The response to our survey was significantly higher among the patients and partners than providers. Thirty-nine percent of the providers targeted did not respond to our survey and 27% who responded did not report knowledge of the DIS assigned to their facility. This provider response rate may be due to the methodologies used; whereas DIS elicited clients' feedback immediately after in-person meetings, providers mailed in their self-administered questionnaires. Also, it is well known that physicians respond at lower levels to surveys; our response rate was higher than many seen in literature.23–25 Because many provider respondents did not indicate their title, we could not identify whether the unaware respondents were physicians. Regardless, program managers will establish mechanisms to ensure that the DIS will be introduced to new providers at the participating sites. Another limitation is that clients may have been uncomfortable to giving negative feedback after DIS provided support with accessing needed care and services and addressed their concerns. This may have resulted in an artificially high proportion of clients giving positive or neutral feedback.

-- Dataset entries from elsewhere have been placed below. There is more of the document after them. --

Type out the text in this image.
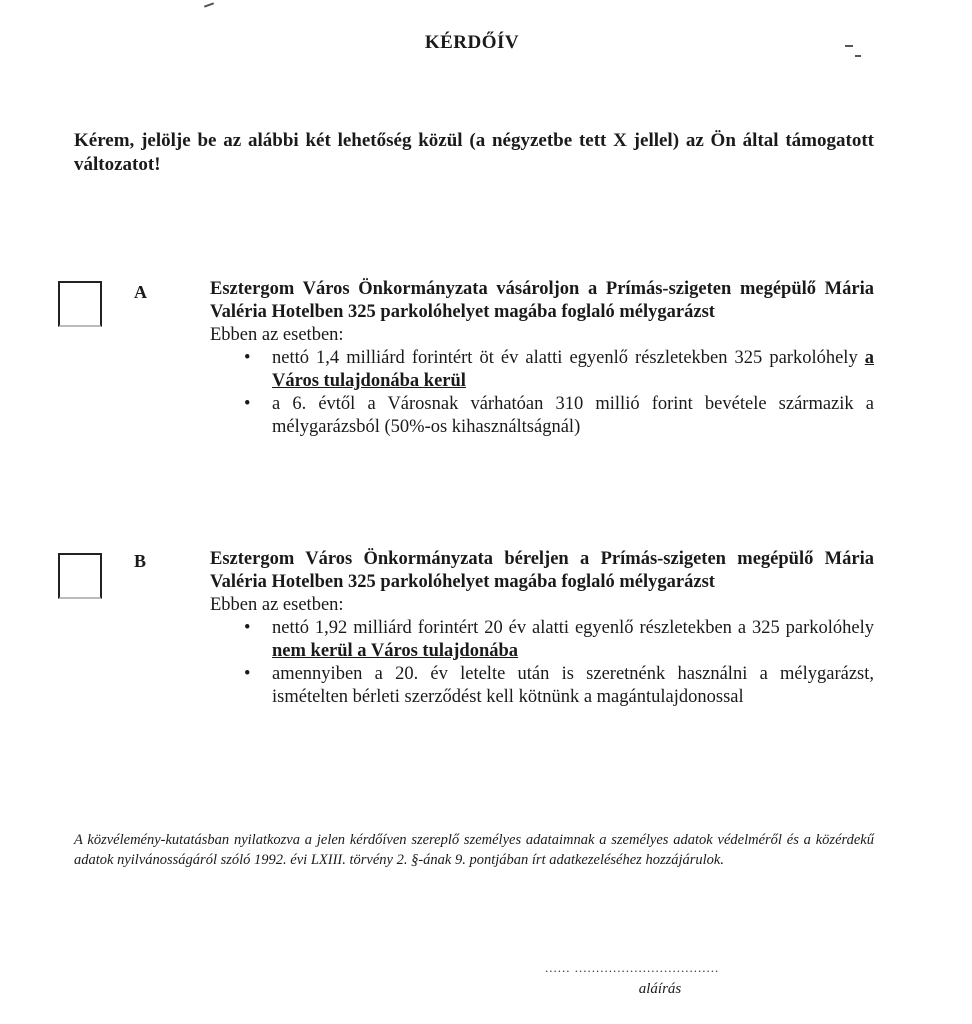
KÉRDŐÍV
Kérem, jelölje be az alábbi két lehetőség közül (a négyzetbe tett X jellel) az Ön által támogatott változatot!
A	Esztergom Város Önkormányzata vásároljon a Prímás-szigeten megépülő Mária Valéria Hotelben 325 parkolóhelyet magába foglaló mélygarázst
Ebben az esetben:
• nettó 1,4 milliárd forintért öt év alatti egyenlő részletekben 325 parkolóhely a Város tulajdonába kerül
• a 6. évtől a Városnak várhatóan 310 millió forint bevétele származik a mélygarázsból (50%-os kihasználtságnál)
B	Esztergom Város Önkormányzata béreljen a Prímás-szigeten megépülő Mária Valéria Hotelben 325 parkolóhelyet magába foglaló mélygarázst
Ebben az esetben:
• nettó 1,92 milliárd forintért 20 év alatti egyenlő részletekben a 325 parkolóhely nem kerül a Város tulajdonába
• amennyiben a 20. év letelte után is szeretnénk használni a mélygarázst, ismételten bérleti szerződést kell kötnünk a magántulajdonossal
A közvélemény-kutatásban nyilatkozva a jelen kérdőíven szereplő személyes adataimnak a személyes adatok védelméről és a közérdekű adatok nyilvánosságáról szóló 1992. évi LXIII. törvény 2. §-ának 9. pontjában írt adatkezeléséhez hozzájárulok.
...... ..................................
aláírás
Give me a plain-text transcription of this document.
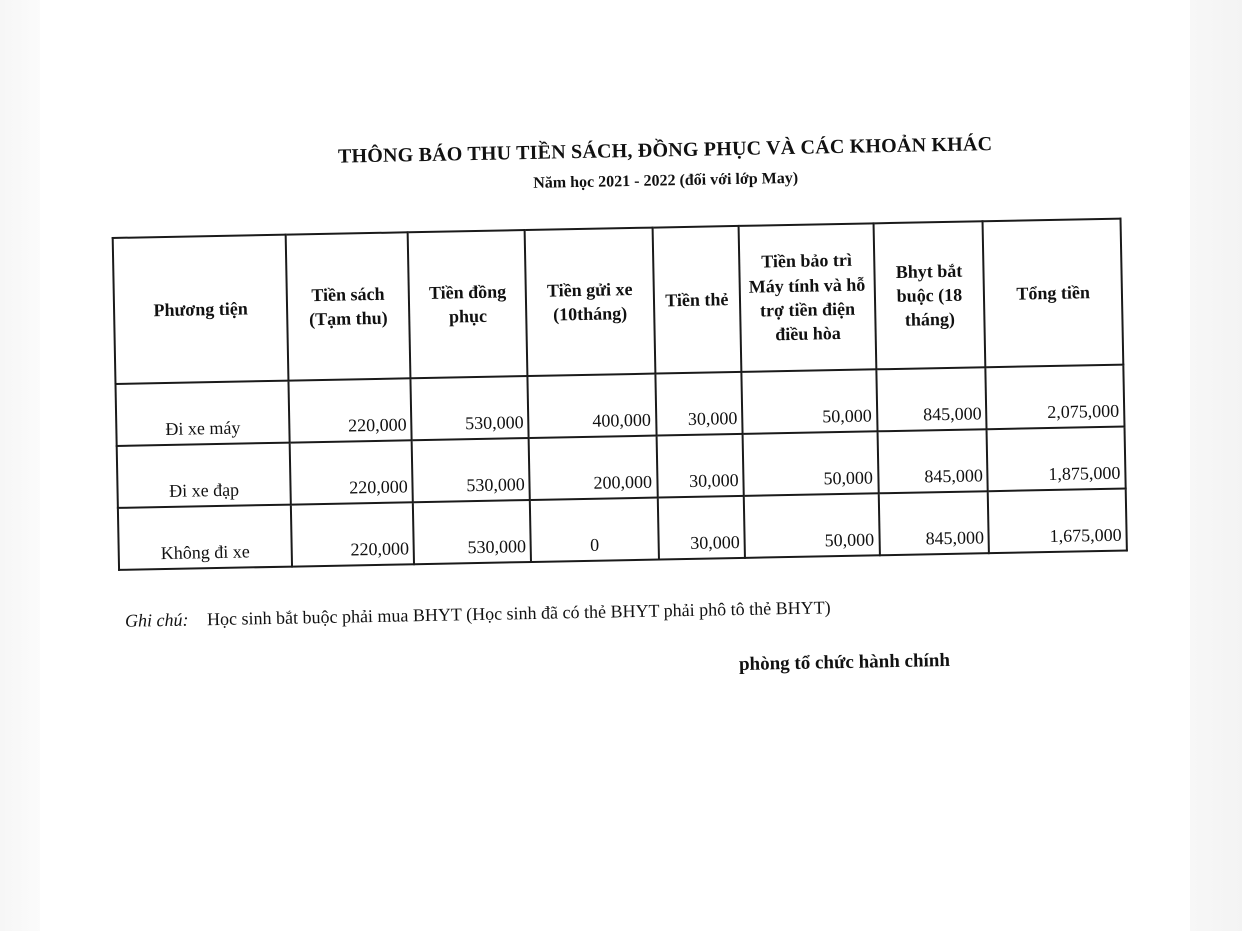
THÔNG BÁO THU TIỀN SÁCH, ĐỒNG PHỤC VÀ CÁC KHOẢN KHÁC
Năm học 2021 - 2022 (đối với lớp May)
Phương tiện	Tiền sách (Tạm thu)	Tiền đồng phục	Tiền gửi xe (10tháng)	Tiền thẻ	Tiền bảo trì Máy tính và hỗ trợ tiền điện điều hòa	Bhyt bắt buộc (18 tháng)	Tổng tiền
Đi xe máy	220,000	530,000	400,000	30,000	50,000	845,000	2,075,000
Đi xe đạp	220,000	530,000	200,000	30,000	50,000	845,000	1,875,000
Không đi xe	220,000	530,000	0	30,000	50,000	845,000	1,675,000
Ghi chú: Học sinh bắt buộc phải mua BHYT (Học sinh đã có thẻ BHYT phải phô tô thẻ BHYT)
phòng tổ chức hành chính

Our study demonstrated that DOHMH-assisted PS was acceptable to providers, patients, and partners and increased access to PS for HIV-infected patients and their HIV-exposed partners beyond clinical settings. We plan to address providers' persistent concern regarding patients' confidentiality and readiness to participate in DOHMH-assisted PS by promoting close coordination between providers and DIS and providing providers with routine quantitative and qualitative PS outcomes reports. The strong positive feedback on this initiative along with other effectiveness outcomes data supports its expansion to other HIV medical care facilities in NYC.